Well, the follow‑up. We all know that on January 1, 1974, the night before, Tommy Clements from Pittsburgh, the quarterback, seals the deal for that one‑point win over Alabama.

And on January 19, 1974, right here, Dwight Clay from Pittsburgh hits the shot to seal the deal so we win by one point.

And that Sunday, January 20, everybody's back in school and there's going to be a big celebration in here for the football team, winning that national title, vintage Ara.

He invites me to be here to be introduced on that stage for what we accomplished the day before. And, yes, January 20, here, we reflect back on January 1 that year. We were number one in football. On January 19 that year, we were number one in basketball. The Ara letter became reality.
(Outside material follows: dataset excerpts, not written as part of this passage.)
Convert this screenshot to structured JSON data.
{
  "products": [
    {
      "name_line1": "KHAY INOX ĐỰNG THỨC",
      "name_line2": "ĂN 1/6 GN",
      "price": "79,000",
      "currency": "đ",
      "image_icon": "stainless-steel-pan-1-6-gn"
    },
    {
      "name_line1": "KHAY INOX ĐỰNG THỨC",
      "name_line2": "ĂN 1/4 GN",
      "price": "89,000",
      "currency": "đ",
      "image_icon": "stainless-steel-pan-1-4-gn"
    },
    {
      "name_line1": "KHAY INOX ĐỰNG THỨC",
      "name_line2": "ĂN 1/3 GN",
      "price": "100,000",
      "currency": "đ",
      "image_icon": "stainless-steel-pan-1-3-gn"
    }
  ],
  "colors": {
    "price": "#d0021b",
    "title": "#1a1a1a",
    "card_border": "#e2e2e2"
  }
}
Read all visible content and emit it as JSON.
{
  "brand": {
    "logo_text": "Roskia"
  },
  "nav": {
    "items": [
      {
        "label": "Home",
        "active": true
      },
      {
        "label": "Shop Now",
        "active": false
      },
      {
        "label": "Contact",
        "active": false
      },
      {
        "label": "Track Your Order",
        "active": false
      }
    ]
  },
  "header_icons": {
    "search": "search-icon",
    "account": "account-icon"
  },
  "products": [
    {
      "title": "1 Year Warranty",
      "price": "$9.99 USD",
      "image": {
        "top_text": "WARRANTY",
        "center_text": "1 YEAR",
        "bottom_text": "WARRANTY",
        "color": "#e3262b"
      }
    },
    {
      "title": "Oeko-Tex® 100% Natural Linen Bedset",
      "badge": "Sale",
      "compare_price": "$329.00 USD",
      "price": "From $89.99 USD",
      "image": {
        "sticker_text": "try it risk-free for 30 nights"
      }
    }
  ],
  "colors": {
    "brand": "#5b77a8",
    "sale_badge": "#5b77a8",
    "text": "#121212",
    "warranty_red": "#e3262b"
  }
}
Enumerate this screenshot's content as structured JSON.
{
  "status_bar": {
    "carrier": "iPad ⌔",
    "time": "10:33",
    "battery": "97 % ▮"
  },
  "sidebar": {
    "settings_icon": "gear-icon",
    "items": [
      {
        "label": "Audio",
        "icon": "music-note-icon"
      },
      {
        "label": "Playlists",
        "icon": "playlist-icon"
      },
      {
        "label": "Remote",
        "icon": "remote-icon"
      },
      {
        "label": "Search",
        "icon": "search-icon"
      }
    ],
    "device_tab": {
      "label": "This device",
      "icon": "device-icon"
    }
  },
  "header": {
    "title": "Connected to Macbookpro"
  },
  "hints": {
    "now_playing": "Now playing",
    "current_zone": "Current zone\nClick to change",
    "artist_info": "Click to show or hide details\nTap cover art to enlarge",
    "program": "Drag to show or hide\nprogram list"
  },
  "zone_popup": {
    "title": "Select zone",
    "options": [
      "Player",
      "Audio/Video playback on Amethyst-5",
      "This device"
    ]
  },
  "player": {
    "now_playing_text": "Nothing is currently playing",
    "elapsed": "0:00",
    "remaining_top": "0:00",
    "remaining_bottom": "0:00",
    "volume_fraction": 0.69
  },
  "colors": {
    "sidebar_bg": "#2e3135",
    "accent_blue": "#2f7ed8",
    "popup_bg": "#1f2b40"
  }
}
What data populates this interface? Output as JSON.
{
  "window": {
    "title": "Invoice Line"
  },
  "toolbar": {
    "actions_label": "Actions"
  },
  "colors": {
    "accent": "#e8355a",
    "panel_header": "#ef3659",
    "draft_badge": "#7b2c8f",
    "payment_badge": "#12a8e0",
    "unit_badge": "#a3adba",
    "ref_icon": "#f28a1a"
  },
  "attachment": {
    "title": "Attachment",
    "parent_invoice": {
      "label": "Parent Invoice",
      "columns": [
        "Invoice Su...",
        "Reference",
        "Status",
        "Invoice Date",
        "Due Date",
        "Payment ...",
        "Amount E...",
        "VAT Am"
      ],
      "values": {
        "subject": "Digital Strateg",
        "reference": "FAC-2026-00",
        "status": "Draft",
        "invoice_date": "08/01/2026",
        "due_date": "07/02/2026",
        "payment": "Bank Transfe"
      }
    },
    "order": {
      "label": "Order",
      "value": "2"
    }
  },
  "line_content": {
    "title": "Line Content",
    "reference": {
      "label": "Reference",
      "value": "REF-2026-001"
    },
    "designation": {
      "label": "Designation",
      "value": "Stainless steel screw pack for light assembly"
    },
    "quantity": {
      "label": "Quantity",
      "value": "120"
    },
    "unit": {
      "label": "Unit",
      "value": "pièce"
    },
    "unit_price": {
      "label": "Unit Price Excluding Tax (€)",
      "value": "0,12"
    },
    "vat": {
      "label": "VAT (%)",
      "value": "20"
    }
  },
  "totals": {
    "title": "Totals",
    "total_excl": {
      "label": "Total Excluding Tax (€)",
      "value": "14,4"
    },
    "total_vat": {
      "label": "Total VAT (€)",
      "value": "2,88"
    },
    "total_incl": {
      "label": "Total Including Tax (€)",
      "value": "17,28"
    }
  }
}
And another thing would happen, as I got involved, later that June we go to a golf tournament in Dayton, Ohio called Bogie Busters run by the Laughter Corporation. Everybody from Hollywood Dinah Shore, Bob Hope, Les Brown and His Band of Renown, from General Motors, Chrysler, Ford, people like Lee Iacocca. Politicians, George H.W. Bush, Gerald Ford, Dan Quayle and a guy named Dean Birch. It was a fundraiser for MS. It became a monster.

Well, Cy Laughter and a bunch of us go play golf in Washington, D.C., and we go in the White House to see Dean Birch, he was a White House aide, and I see that office and I go, oh, my God I gotta have one like that.

So I come back, called Dwayne Elliott of Fletcher’s Furniture. I said, "Dwayne, I want a White House office. Here's what has to be in there. They start with the kelly green carpet. Beautiful desk. Chair matching. A couch, a coffee table, lamps, pictures on the wall, beautiful.

I go home that night with a big smile on my face. I have a White House office. I come in the next morning. My office was trashed. None of the furniture is in there. And I end up looking and there's a toilet seat broken where my desk was, a broken table, a broken lamp.

I go down the hallway and Ara's having a staff meeting in his conference room. And I go in that door and he gives me that look like "What do you want?"

I said, "Where's my furniture?"

"What you are you talking about?"

"You know, where's my furniture?"

And I look down and there's some of the staff, Mike Stock, Greg Blache and Gene Smith all laughing because they were, uh‑huh, the guys that helped rip it up.

Well, I gotta go on a scavenger hunt all over the building, aha, and Dottie, my secretary, Dottie Van Paris, she said to me, "Digger, I found the chair to your desk.

“It is in the ladies' room in a stall behind the door.” (Laughter).

From that moment on, anytime I saw Ara, yes, even here a year ago, July 9, when Linda had a surprise 75th birthday party for me and I see Katie and Ara, Jim Gibbons and his wife, and Rog, as soon as I said hello to everybody, I look at him and I say, "Hey, there's a lamp still missing, where is it?"

(Laughter).

But he became my big brother when I got here at the age of 29. He was also a mentor. I would go down ‑‑ and back then they had eight millimeter film. You had this machine and I would watch him break it down, he would let me in his office to share it with him, show me where the offense broke down or defense broke down.

I'd go to his practices. I'd watch his strategy. I even watched them practice before they went to play Alabama in that championship game over here in the old hockey ring area.

And I said to him, "ARA, can I have a sideline pass? I want you to coach that national championship game."

Between Roger and him, I get the sideline pass and second quarter I'm down on the field with 80,000 fans watching him coach against Bear Bryant.

Well, I will say as a young coach, the success I had as young as I was, that part of my life it was Ara being my big brother and my mentor. He was incredible when it came to being who he was and how he was especially in letting me learn and know and understand how to coach here at Notre Dame, because the first thing I learned from him, he said, "Digger, you have to understand this: Every game you play it's the other team's Super Bowl. So your kids have got to really be ready and above being ready because the other team's coming after you."

I never forgot that one. Yet, there was Katie, his wife. There's a lady on the dome. She's the Blessed Mother. But Katie, she was the heart and soul by his side until he passed. May he rest in peace. Ara, we miss you.